ADR-0018: SQLAlchemy Backend — Two-Class Architecture with Shared Base

Status

Accepted

Context

ID-119 introduces SQL-backed storage. The research (sdd/research/research-sqlalchemy-backend.md, section 3) identified two distinct use cases:

  1. Key-value blob store — read-write, full Backend contract, maps keys to table rows (SQLBlobBackend).
  2. Query materializer — read-only, maps keys to SQL queries, serializes result sets to Parquet/CSV/Arrow (SQLQueryBackend, v2).

Three design options were considered:

Option A — Single backend with mode parameter. One class, SQLAlchemyBackend(mode="blob"|"query"). Fewer imports, simpler registry. But the modes have fundamentally different invariants (read-only vs read-write), different capability sets, and different dependencies (sqlalchemy only vs sqlalchemy + pyarrow). A mode flag spreads if mode == ... branching throughout every method.

Option B — Two concrete backends, shared base. _SQLAlchemyBaseBackend (private ABC) provides engine lifecycle, health check, error mapping, and SQLite detection. SQLBlobBackend and SQLQueryBackend inherit it and implement their own Backend contract. Clean capability contracts, independent evolution, independent dependency extras ([sql] vs [sql-query]).

Option C — No shared base, fully independent. Two unrelated classes. Duplicates engine lifecycle, health check, error mapping, and SQLite PRAGMA setup.

Decision

Option B — Two concrete backends, shared base.

_SQLAlchemyBaseBackend(Backend)   # private, not exported
├── SQLBlobBackend                # v1 — full read-write KV store
└── SQLQueryBackend               # v2 — read-only query materializer

Engine lifecycle: owned vs borrowed

The base accepts exactly one of url: str or engine: Engine:

  • url → creates and owns the engine. close() disposes it.
  • engineborrows it. close() is a no-op.

This lets standalone scripts get automatic cleanup while web apps share their connection pool.

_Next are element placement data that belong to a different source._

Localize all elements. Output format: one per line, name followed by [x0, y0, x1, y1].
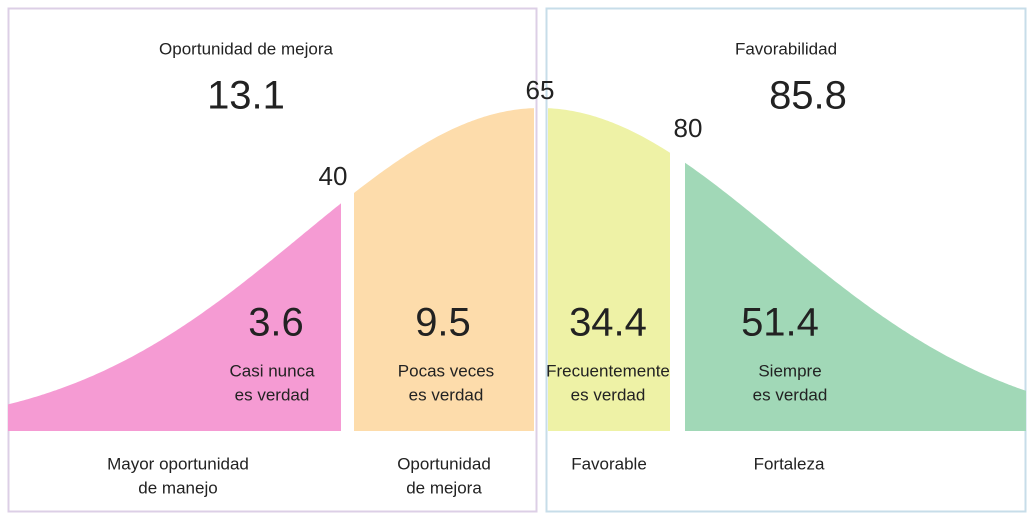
- segment-label: Casi nunca: [229, 361, 315, 380]
- curve-segment: [548, 108, 670, 431]
- panel-title: Oportunidad de mejora: [159, 39, 333, 58]
- segment-value: 3.6: [248, 301, 304, 345]
- segment-footer: Oportunidad: [397, 454, 491, 473]
- segment-label: Pocas veces: [398, 361, 494, 380]
- right-panel: [545, 7, 1027, 513]
- segment-footer: Mayor oportunidad: [107, 454, 249, 473]
- segment-label: es verdad: [235, 385, 310, 404]
- left-panel: [7, 7, 538, 513]
- segment-value: 34.4: [569, 301, 647, 345]
- segment-footer: de manejo: [138, 478, 217, 497]
- threshold: 65: [526, 75, 555, 105]
- segment-value: 9.5: [415, 301, 471, 345]
- threshold: 40: [319, 161, 348, 191]
- panel-title: Favorabilidad: [735, 39, 837, 58]
- segment-label: Siempre: [758, 361, 821, 380]
- panel-value: 85.8: [769, 74, 847, 118]
- segment-label: es verdad: [571, 385, 646, 404]
- segment-value: 51.4: [741, 301, 819, 345]
- curve-segment: [685, 162, 1026, 431]
- segment-footer: de mejora: [406, 478, 482, 497]
- bell-curve: [8, 108, 1026, 431]
- segment-label: es verdad: [753, 385, 828, 404]
- threshold: 80: [674, 113, 703, 143]
- panel-value: 13.1: [207, 74, 285, 118]
- segment-label: Frecuentemente: [546, 361, 670, 380]
- curve-segment: [8, 203, 341, 431]
- segment-footer: Favorable: [571, 454, 647, 473]
- segment-label: es verdad: [409, 385, 484, 404]
- segment-footer: Fortaleza: [754, 454, 825, 473]
- curve-segment: [354, 108, 534, 431]
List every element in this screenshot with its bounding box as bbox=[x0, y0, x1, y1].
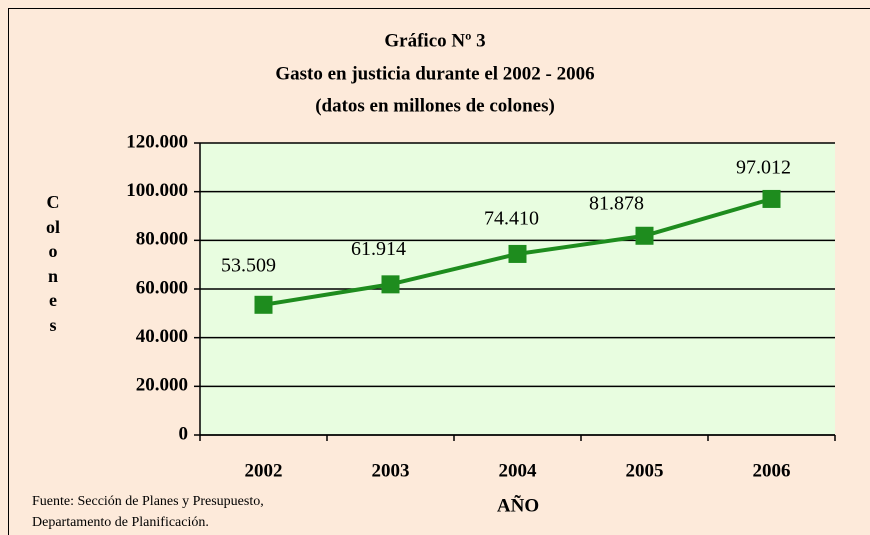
chart-title: (datos en millones de colones) bbox=[315, 95, 555, 116]
y-tick-label: 20.000 bbox=[136, 375, 188, 396]
data-label: 74.410 bbox=[484, 208, 539, 230]
y-tick-label: 0 bbox=[179, 423, 189, 444]
marker bbox=[635, 226, 654, 245]
x-axis-label: AÑO bbox=[497, 494, 539, 516]
x-tick-label: 2004 bbox=[499, 460, 538, 481]
marker bbox=[762, 189, 781, 208]
x-tick-label: 2005 bbox=[626, 460, 664, 481]
source: Departamento de Planificación. bbox=[32, 515, 209, 530]
marker bbox=[254, 295, 273, 314]
marker bbox=[508, 244, 527, 263]
data-label: 53.509 bbox=[221, 254, 276, 276]
source: Fuente: Sección de Planes y Presupuesto, bbox=[32, 494, 264, 509]
y-tick-label: 80.000 bbox=[136, 229, 188, 250]
data-label: 61.914 bbox=[351, 238, 406, 260]
y-tick-label: 100.000 bbox=[126, 180, 188, 201]
y-axis-label: Colones bbox=[46, 192, 61, 335]
chart-title: Gasto en justicia durante el 2002 - 2006 bbox=[275, 63, 594, 84]
chart-title: Gráfico Nº 3 bbox=[384, 30, 485, 51]
x-tick-label: 2003 bbox=[372, 460, 410, 481]
x-tick-label: 2006 bbox=[753, 460, 791, 481]
data-label: 81.878 bbox=[589, 192, 644, 214]
y-tick-label: 60.000 bbox=[136, 277, 188, 298]
y-tick-label: 120.000 bbox=[126, 131, 188, 152]
marker bbox=[381, 275, 400, 294]
x-tick-label: 2002 bbox=[245, 460, 283, 481]
data-label: 97.012 bbox=[736, 157, 791, 179]
y-tick-label: 40.000 bbox=[136, 326, 188, 347]
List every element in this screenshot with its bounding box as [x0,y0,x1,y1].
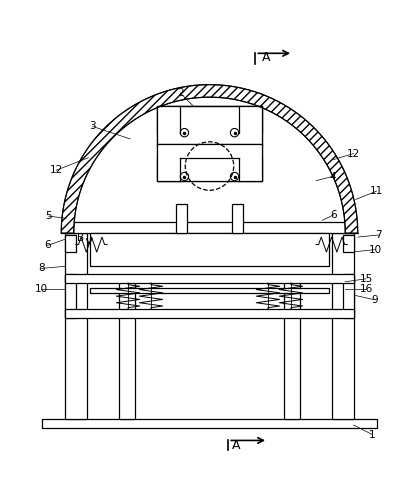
Bar [65,274,76,318]
Bar [42,419,377,428]
Bar [157,105,262,145]
Bar [42,419,377,428]
Bar [157,144,262,181]
Text: 8: 8 [38,263,45,273]
Bar [343,235,354,251]
Text: B: B [77,233,84,243]
Text: A: A [261,51,270,64]
Polygon shape [61,85,358,233]
Text: 3: 3 [89,121,96,131]
Bar [65,309,354,318]
Bar [157,144,262,181]
Bar [65,235,76,251]
Bar [343,274,354,318]
Text: 12: 12 [347,148,360,158]
Text: 6: 6 [44,241,51,250]
Text: 16: 16 [360,284,373,294]
Bar [65,222,354,233]
Bar [284,277,300,419]
Bar [65,274,354,283]
Bar [91,233,328,266]
Text: A: A [233,440,241,452]
Bar [157,158,180,181]
Bar [119,277,135,419]
Text: 10: 10 [369,245,382,254]
Text: 4: 4 [329,171,336,182]
Text: 2: 2 [177,88,184,98]
Text: 5: 5 [45,211,52,221]
Bar [65,274,354,283]
Bar [343,274,354,318]
Bar [332,233,354,419]
Bar [65,222,354,233]
Bar [239,158,262,181]
Text: 15: 15 [360,274,373,284]
Bar [65,233,87,419]
Bar [157,105,262,145]
Bar [157,105,180,133]
Bar [233,204,243,233]
Bar [176,204,186,233]
Text: 11: 11 [370,186,383,196]
Bar [65,274,76,318]
Text: 1: 1 [369,430,376,440]
Bar [91,289,328,294]
Text: 9: 9 [371,295,378,305]
Bar [239,105,262,133]
Text: 6: 6 [330,210,337,220]
Text: 10: 10 [35,284,48,294]
Text: 12: 12 [49,165,63,175]
Text: 7: 7 [375,230,382,240]
Bar [65,309,354,318]
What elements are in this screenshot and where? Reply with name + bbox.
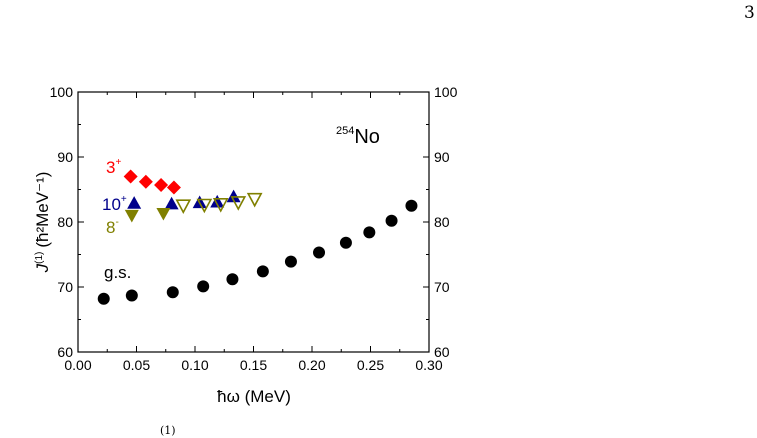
y-tick-label-left: 100 bbox=[50, 84, 74, 100]
data-point-circle bbox=[385, 214, 398, 227]
y-axis-left: 60 70 80 90 100 bbox=[50, 84, 84, 360]
band-label-10plus-k: 10 bbox=[102, 195, 121, 214]
data-point-circle bbox=[339, 236, 352, 249]
data-point-circle bbox=[125, 289, 138, 302]
x-axis: 0.00 0.05 0.10 0.15 0.20 0.25 0.30 bbox=[64, 92, 443, 373]
data-point-triangle-down-open bbox=[246, 192, 263, 208]
data-point-triangle-down-filled bbox=[156, 207, 171, 221]
band-label-gs: g.s. bbox=[104, 263, 131, 282]
y-axis-right: 60 70 80 90 100 bbox=[423, 84, 458, 360]
data-point-diamond bbox=[138, 174, 153, 189]
band-label-8minus: 8- bbox=[106, 217, 119, 237]
data-point-triangle-down-open bbox=[212, 198, 229, 213]
y-tick-label-right: 70 bbox=[434, 279, 450, 295]
x-tick-label: 0.20 bbox=[298, 357, 325, 373]
y-axis-label-symbol: J bbox=[33, 263, 52, 273]
band-label-8minus-parity: - bbox=[115, 217, 118, 228]
data-point-circle bbox=[226, 273, 239, 286]
y-tick-label-right: 60 bbox=[434, 344, 450, 360]
y-tick-label-right: 80 bbox=[434, 214, 450, 230]
data-point-circle bbox=[405, 199, 418, 212]
data-point-circle bbox=[197, 280, 210, 293]
y-tick-label-right: 100 bbox=[434, 84, 458, 100]
data-point-diamond bbox=[123, 169, 138, 184]
data-point-circle bbox=[284, 255, 297, 268]
y-tick-label-left: 70 bbox=[57, 279, 73, 295]
band-label-10plus-parity: + bbox=[121, 194, 127, 205]
data-point-triangle-down-open bbox=[230, 196, 247, 211]
data-point-triangle-down-open bbox=[175, 199, 192, 214]
band-label-3plus-parity: + bbox=[115, 157, 121, 168]
data-point-circle bbox=[313, 246, 326, 259]
band-label-3plus-k: 3 bbox=[106, 158, 115, 177]
data-point-circle bbox=[363, 226, 376, 239]
y-axis-label: J(1) (ħ²MeV⁻¹) bbox=[33, 172, 52, 274]
nucleus-label: 254No bbox=[336, 125, 380, 148]
data-point-diamond bbox=[166, 180, 181, 195]
data-point-circle bbox=[166, 286, 179, 299]
y-tick-label-left: 60 bbox=[57, 344, 73, 360]
page-number: 3 bbox=[744, 3, 755, 23]
data-point-triangle-down-open bbox=[196, 198, 213, 214]
band-label-8minus-k: 8 bbox=[106, 218, 115, 237]
nucleus-mass: 254 bbox=[336, 125, 354, 137]
x-tick-label: 0.05 bbox=[123, 357, 150, 373]
caption-fragment: (1) bbox=[160, 424, 176, 437]
y-axis-label-unit: (ħ²MeV⁻¹) bbox=[33, 172, 52, 248]
y-tick-label-left: 90 bbox=[57, 149, 73, 165]
x-tick-label: 0.10 bbox=[181, 357, 208, 373]
band-label-3plus: 3+ bbox=[106, 157, 121, 177]
y-tick-label-right: 90 bbox=[434, 149, 450, 165]
x-tick-label: 0.30 bbox=[415, 357, 442, 373]
data-point-triangle-up bbox=[210, 194, 225, 208]
data-point-triangle-up bbox=[226, 189, 241, 203]
y-tick-label-left: 80 bbox=[57, 214, 73, 230]
data-point-circle bbox=[97, 292, 110, 305]
data-point-circle bbox=[256, 265, 269, 278]
x-axis-label: ħω (MeV) bbox=[217, 387, 291, 406]
y-axis-label-sup: (1) bbox=[34, 252, 45, 264]
data-marks bbox=[97, 169, 418, 305]
x-tick-label: 0.15 bbox=[240, 357, 267, 373]
nucleus-symbol: No bbox=[354, 126, 380, 148]
data-point-triangle-up bbox=[164, 196, 179, 210]
x-tick-label: 0.25 bbox=[357, 357, 384, 373]
x-tick-label: 0.00 bbox=[64, 357, 91, 373]
data-point-diamond bbox=[154, 177, 169, 192]
data-point-triangle-down-filled bbox=[124, 209, 139, 223]
data-point-triangle-up bbox=[127, 196, 142, 209]
band-label-10plus: 10+ bbox=[102, 194, 127, 214]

Folder semantics: virtual prefixes

Unlike MemoryBackend and LocalBackend (which use explicit folder nodes), SQLBlobBackend uses virtual prefix-based folders — a "folder" is any key prefix that has child keys. This matches the S3/Azure pattern and avoids maintaining a separate folder table or marker rows.

Consequences

  • SQLBlobBackend ships as v1 with sqlalchemy as its only dependency.
  • SQLQueryBackend ships later (v2) with an additional pyarrow dependency.
  • The shared base (_SQLAlchemyBaseBackend) is private API — not exported, not documented for users, free to evolve.
  • Two registry types: "sql-blob" and (future) "sql-query".
  • Two optional extras: [sql] and (future) [sql-query].